Immunofluorescence localization of cGMP and schematic representation of internalization, intracellular trafficking, and signaling pathway of NPRA in MMCs. Immunofluorescence localization of cGMP was performed 48 h after transfection of cells with eGFP-NPRA-WT and mutated motif FQQI/AAAA. To inhibit the endogenous expression of NPRA, previously cells were transiently transfected with pcDNA-6.2-GW/GFP-miR expression vector containing Npr1-miRNA insert pCMVNpr1miRNA-1595 and pCMV-Npr1miRNA-2931. The cells were treated with 100 nM ANP for 10 min at 37°C in the presence of IBMX, as described in materials and methods.

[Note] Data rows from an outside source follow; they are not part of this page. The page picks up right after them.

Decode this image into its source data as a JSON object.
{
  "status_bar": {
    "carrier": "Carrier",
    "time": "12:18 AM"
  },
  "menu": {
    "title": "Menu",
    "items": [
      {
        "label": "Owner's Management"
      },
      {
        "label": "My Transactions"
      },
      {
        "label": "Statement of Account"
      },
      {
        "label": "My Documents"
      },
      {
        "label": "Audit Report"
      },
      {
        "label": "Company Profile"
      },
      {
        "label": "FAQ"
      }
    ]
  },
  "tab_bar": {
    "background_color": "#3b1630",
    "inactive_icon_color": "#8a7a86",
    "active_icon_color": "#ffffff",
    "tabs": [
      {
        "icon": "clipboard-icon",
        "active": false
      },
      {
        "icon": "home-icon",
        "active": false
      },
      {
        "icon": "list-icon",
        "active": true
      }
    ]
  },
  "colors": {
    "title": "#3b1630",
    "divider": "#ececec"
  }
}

A: after treatment with ANP for 10 min, eGFP-NPRA-WT showed significantly more diffused fluorescence intensities in the cytoplasm than mutated motif FQQI/AAAA. B: to assay the stimulation of intracellular accumulation of cGMP, cells were transiently transfected with eGFP-NPRA-WT and mutated motif FQQI/AAAA. Intracellular accumulation of cGMP through eGFP-NPRA-WT and mutated motif FQQI/AAAA was quantitated by ELISA. The images shown are typical of 4 independent experiments. Values are means ± SE. C: scheme depicting the sequential events of internalization, trafficking, recycling, and degradation of ligand-receptor complexes in the intracellular compartments. After binding of ANP to NPRA, ligand-receptor complexes enter the cell via clathrin-coated pits, and the ligand-bound receptor complex traffics intracellularly through the endosomes, lysosomes, and a population of receptor recycles back to the plasma membrane through the recycling endosomes, with concurrent generation of intracellular cGMP. Sorting of the bound ANP-NPRA complex occurs by endosomal dissociation metabolic and lysosomal degradative pathways. On the other hand, the mutation of FQQI residues to AAAA (FQQI/AAAA) significantly inhibited the receptor internalization and intracellular trafficking. Note that the multivesicular body formation likely places the receptor in the lumen of the lysosomes. ECD, extracellular domain; KHD, kinase homology domain; GCD, guanylyl cyclase domain.